Everything you need to know about the Lightning offense is in the top two lines. Vincent Lecavalier, Martin St. Louis and Ruslan Fedotenko have been together for most of the playoffs, as have Brad Richards and Fred Modin with Cory Stillman and Dave Andreychuk doing spot duty. Those lines account for the scoring. The Lightning power play buried Philadelphia, going for 7-for-14 in the last four games.
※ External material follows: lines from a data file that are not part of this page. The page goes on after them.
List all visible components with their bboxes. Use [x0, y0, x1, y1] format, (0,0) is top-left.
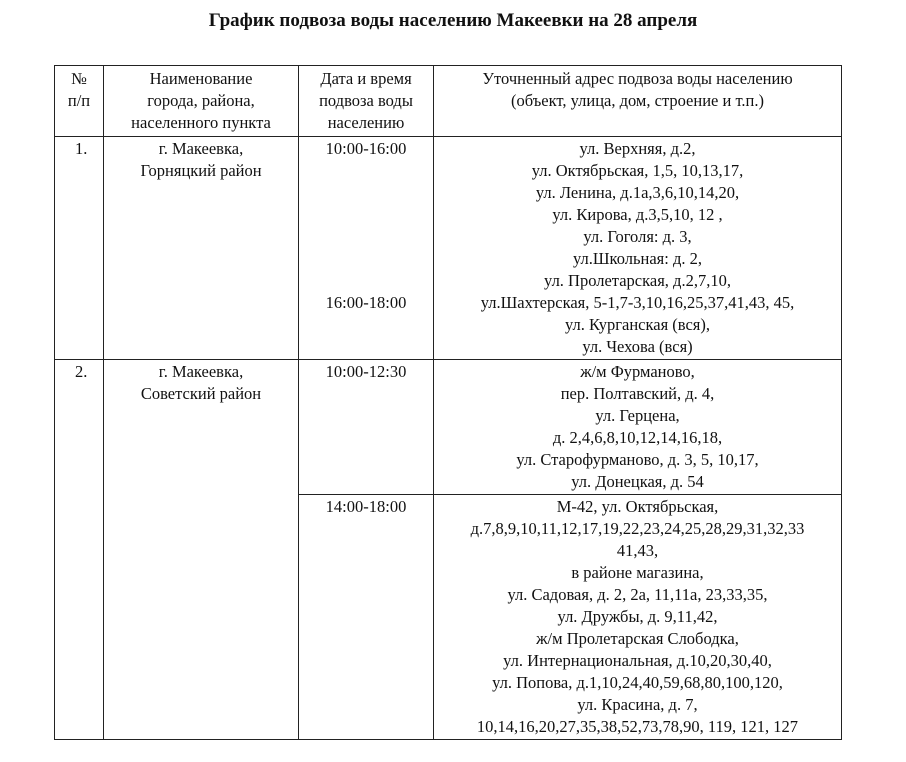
row-time	[299, 137, 434, 360]
city-line: Горняцкий район	[140, 161, 262, 180]
address-line: ул. Чехова (вся)	[582, 337, 693, 356]
address-line: ул.Школьная: д. 2,	[573, 249, 702, 268]
address-line: ул. Гоголя: д. 3,	[583, 227, 692, 246]
city-line: г. Макеевка,	[158, 139, 244, 158]
table-row	[55, 360, 842, 495]
header-text: Дата и время	[320, 69, 412, 88]
time-spacer	[303, 160, 429, 292]
time-value: 10:00-16:00	[325, 139, 407, 158]
header-text: (объект, улица, дом, строение и т.п.)	[511, 91, 764, 110]
address-line: ж/м Пролетарская Слободка,	[536, 629, 739, 648]
header-text: населенного пункта	[131, 113, 271, 132]
time-value: 16:00-18:00	[325, 293, 407, 312]
water-schedule-table	[54, 65, 842, 740]
row-address	[434, 360, 842, 495]
address-line: М-42, ул. Октябрьская,	[556, 497, 719, 516]
address-line: 10,14,16,20,27,35,38,52,73,78,90, 119, 121, 127	[476, 717, 799, 736]
row-time	[299, 495, 434, 740]
row-time	[299, 360, 434, 495]
address-line: ул. Верхняя, д.2,	[579, 139, 696, 158]
city-line: г. Макеевка,	[158, 362, 244, 381]
address-line: ул. Дружбы, д. 9,11,42,	[557, 607, 718, 626]
header-city	[104, 66, 299, 137]
address-line: ул. Донецкая, д. 54	[571, 472, 704, 491]
address-line: ул. Кирова, д.3,5,10, 12 ,	[552, 205, 723, 224]
header-text: Уточненный адрес подвоза воды населению	[482, 69, 793, 88]
address-line: ж/м Фурманово,	[580, 362, 695, 381]
page-title: График подвоза воды населению Макеевки на 28 апреля	[208, 10, 698, 31]
address-line: ул. Старофурманово, д. 3, 5, 10,17,	[516, 450, 759, 469]
header-number	[55, 66, 104, 137]
row-address	[434, 137, 842, 360]
address-line: ул. Красина, д. 7,	[577, 695, 698, 714]
header-text: населению	[327, 113, 405, 132]
row-number: 1.	[55, 137, 104, 360]
table-header-row	[55, 66, 842, 137]
city-line: Советский район	[140, 384, 262, 403]
row-number: 2.	[55, 360, 104, 740]
address-line: ул. Курганская (вся),	[564, 315, 711, 334]
table-row	[55, 137, 842, 360]
row-address	[434, 495, 842, 740]
address-line: д. 2,4,6,8,10,12,14,16,18,	[552, 428, 723, 447]
header-text: п/п	[67, 91, 91, 110]
header-text: Наименование	[149, 69, 253, 88]
address-line: ул. Октябрьская, 1,5, 10,13,17,	[531, 161, 744, 180]
row-city	[104, 360, 299, 740]
header-text: №	[71, 69, 87, 88]
time-value: 14:00-18:00	[325, 497, 407, 516]
header-address	[434, 66, 842, 137]
address-line: ул. Интернациональная, д.10,20,30,40,	[503, 651, 772, 670]
header-text: города, района,	[147, 91, 255, 110]
address-line: ул.Шахтерская, 5-1,7-3,10,16,25,37,41,43, 45,	[480, 293, 795, 312]
row-city	[104, 137, 299, 360]
address-line: 41,43,	[616, 541, 659, 560]
header-text: подвоза воды	[319, 91, 413, 110]
address-line: в районе магазина,	[571, 563, 704, 582]
address-line: ул. Ленина, д.1а,3,6,10,14,20,	[535, 183, 740, 202]
address-line: ул. Садовая, д. 2, 2а, 11,11а, 23,33,35,	[507, 585, 768, 604]
address-line: пер. Полтавский, д. 4,	[560, 384, 715, 403]
address-line: д.7,8,9,10,11,12,17,19,22,23,24,25,28,29,31,32,33	[470, 519, 805, 538]
address-line: ул. Попова, д.1,10,24,40,59,68,80,100,120,	[492, 673, 783, 692]
address-line: ул. Пролетарская, д.2,7,10,	[544, 271, 731, 290]
time-value: 10:00-12:30	[325, 362, 407, 381]
header-time	[299, 66, 434, 137]
address-line: ул. Герцена,	[595, 406, 680, 425]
In their own zone, the Lightning outlasted the Flyers by the slimmest of margins, proving they do not wear down easily. But the defense is vulnerable to forechecking and quick breakout plays, with goaltender Nikolai Khabibulin counted on to clean up the ensuing mess. He has played well, but not as well as Calgary’s Miikka Kiprusoff. The defensemen don’t score much either, with offensive contributions limited to point shots on the power play.
The Flames finished sixth in the Western Conference before defeating the top three teams in the West to get to the Stanley Cup Final. They were the NHL’s third-best defensive team duringnthe regular season. Had Kiprusoff had not missed a long stretch of games with a knee injury, Calgary would have almost certainly climbed higher in the standings.
If Kiprusoff is the surprise of the year, the Calgary defense runs a close second. The top pair of Robyn Regher and Jordan Leopold has been a revelation, perhaps the best defensive unit in the playoffs. When Steve Montador, Mike Commodore and Andrew Ference were forced up the depth chart to fill in for injured team mates, the Flames looked vulnerable. But each has raised his game to previously unknown heights.
While tending towards a more physical game than Tampa, Calgary plays a style the Lightning will recognize: chase the puck as if your life depended on it, win those fifty-fifty plays along the boards, and watch the scoring chances open up from there. Jarome Iginla, Craig Conroy and Martin Gelinas have emerged as the top line, but the Flames would not be here without occasional scoring throughout the lineup. Forwards like Ville Nieminen, Marcus Nilson and Shean Donovan have shown a flair for dramatic goals. Compared to Tampa, Calgary has not been effective on the power play or penalty kill.
The Issue: What will unfold when the Flames take a penalty? The Lightning, who exploited Philadelphia’s shortage of healthy defensemen, will face a more aggressive penalty kill from Calgary. At even strength, the Flyers outscored Tampa 16-10 over the course of their series. So if the Flames can limit their penalties and kill off their share, the Lightning could find themselves in a scoring drought.
The Call: It’s hard to bet against the hot goaltender. Kiprusoff has had a far tougher ride than Khabibulin throughout these playoffs, and has been equal to the challenge at every turn. If the Lightning power play keeps up its 20 per cent conversion rate, they are off to the races. Otherwise, Calgary in six.